You may read this excellent essay from the American Conservative magazine by clicking the title of this post. A sample:
"It is necessary to distinguish between a sudden proliferation of fascist tendencies and an imminent danger. There may be, among some neocons and some more populist right-wingers, unmistakable antidemocratic tendencies. But America hasn’t yet experienced organized street violence against dissenters or a state that is willing—in an unambiguous fashion—to jail its critics. The administration certainly has its far Right ideologues—the Washington Post’s recent profile of Alberto Gonzales, whose memos are literally written for him by Cheney aide David Addington, provides striking evidence. But the Bush administration still seems more embarrassed than proud of its most authoritarian aspects. Gonzales takes some pains to present himself as an opponent of torture; hypocrisy in this realm is perhaps preferable to open contempt for international law and the Bill of Rights.
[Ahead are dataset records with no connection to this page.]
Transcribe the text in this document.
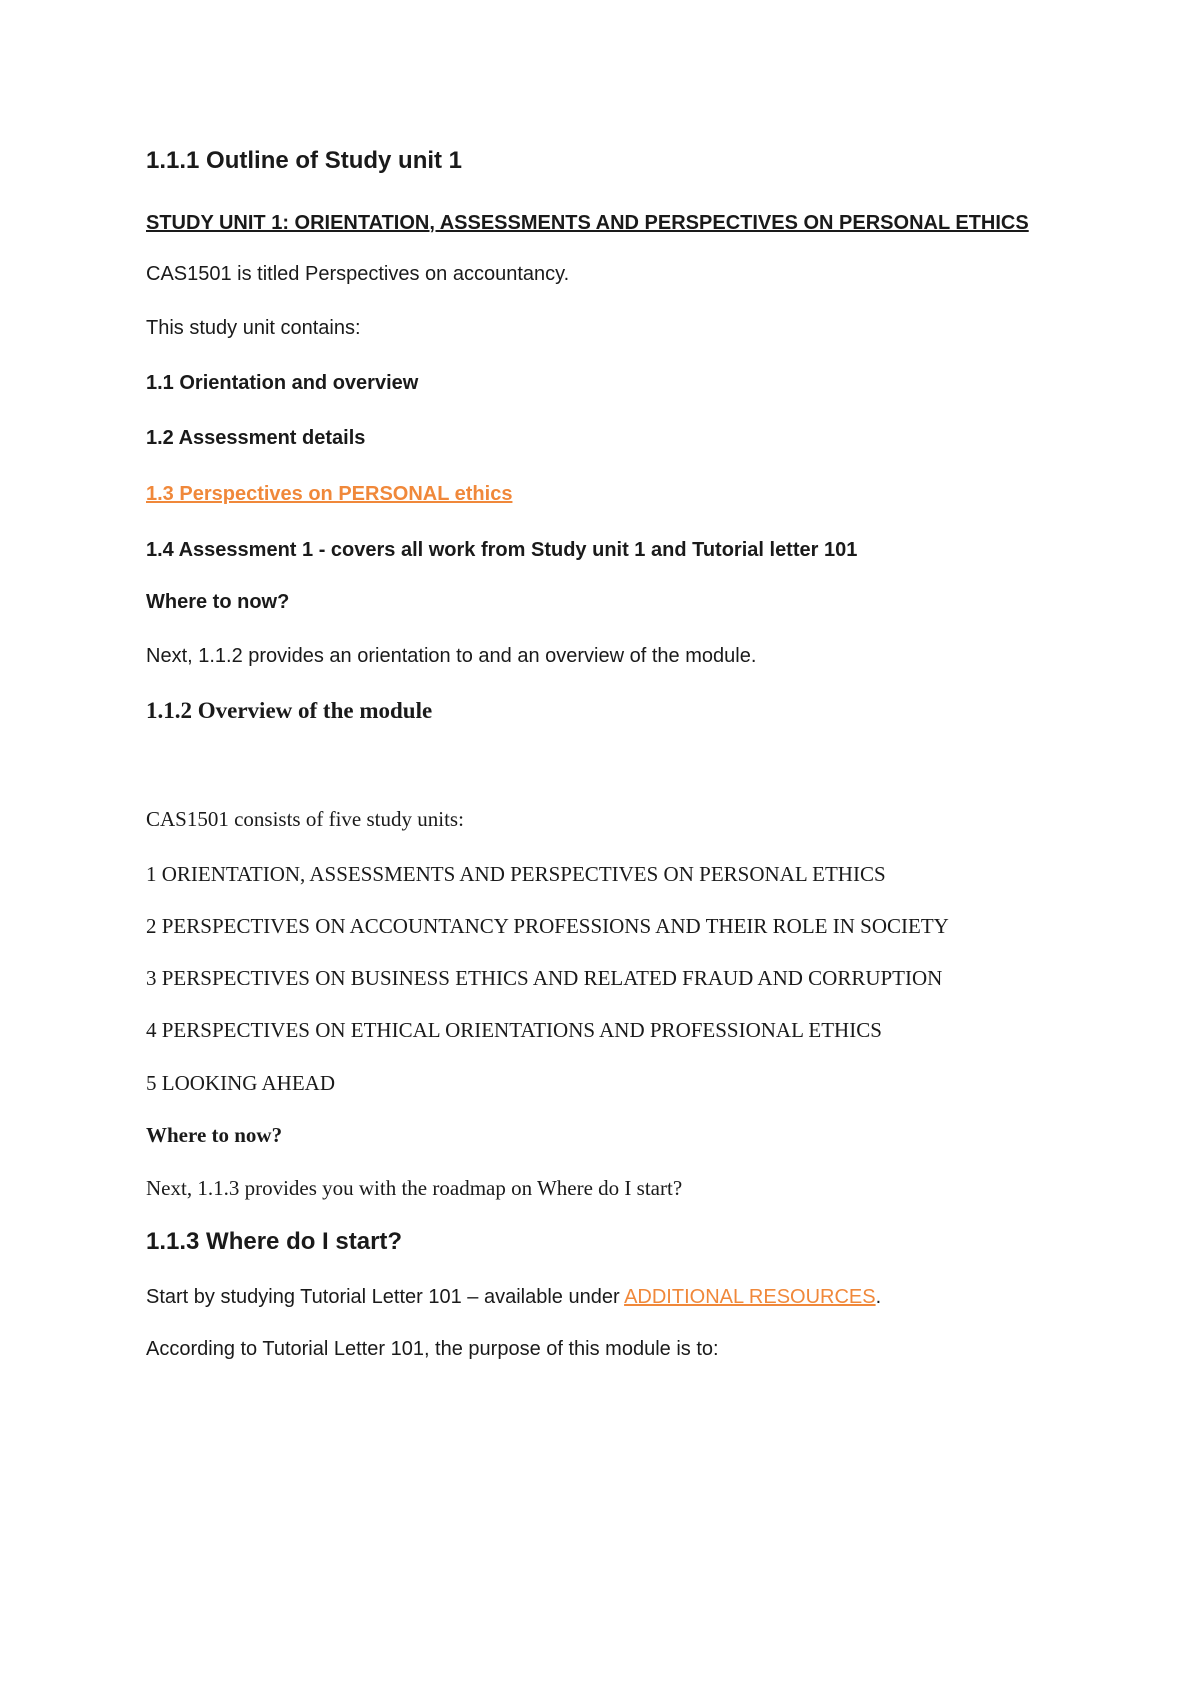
1.1.1 Outline of Study unit 1

STUDY UNIT 1: ORIENTATION, ASSESSMENTS AND PERSPECTIVES ON PERSONAL ETHICS

CAS1501 is titled Perspectives on accountancy.

This study unit contains:

1.1 Orientation and overview

1.2 Assessment details

1.3 Perspectives on PERSONAL ethics

1.4 Assessment 1 - covers all work from Study unit 1 and Tutorial letter 101

Where to now?

Next, 1.1.2 provides an orientation to and an overview of the module.

1.1.2 Overview of the module

CAS1501 consists of five study units:

1 ORIENTATION, ASSESSMENTS AND PERSPECTIVES ON PERSONAL ETHICS

2 PERSPECTIVES ON ACCOUNTANCY PROFESSIONS AND THEIR ROLE IN SOCIETY

3 PERSPECTIVES ON BUSINESS ETHICS AND RELATED FRAUD AND CORRUPTION

4 PERSPECTIVES ON ETHICAL ORIENTATIONS AND PROFESSIONAL ETHICS

5 LOOKING AHEAD

Where to now?

Next, 1.1.3 provides you with the roadmap on Where do I start?

1.1.3 Where do I start?

Start by studying Tutorial Letter 101 – available under ADDITIONAL RESOURCES.

According to Tutorial Letter 101, the purpose of this module is to:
"And yet the very fact that the f-word can be seriously raised in an American context is evidence enough that we have moved into a new period. The invasion of Iraq has put the possibility of the end to American democracy on the table and has empowered groups on the Right that would acquiesce to and in some cases welcome the suppression of core American freedoms. That would be the titanic irony of course, the mother of them all—that a war initiated under the pretense of spreading democracy would lead to its destruction in one of its very birthplaces. But as historians know, history is full of ironies."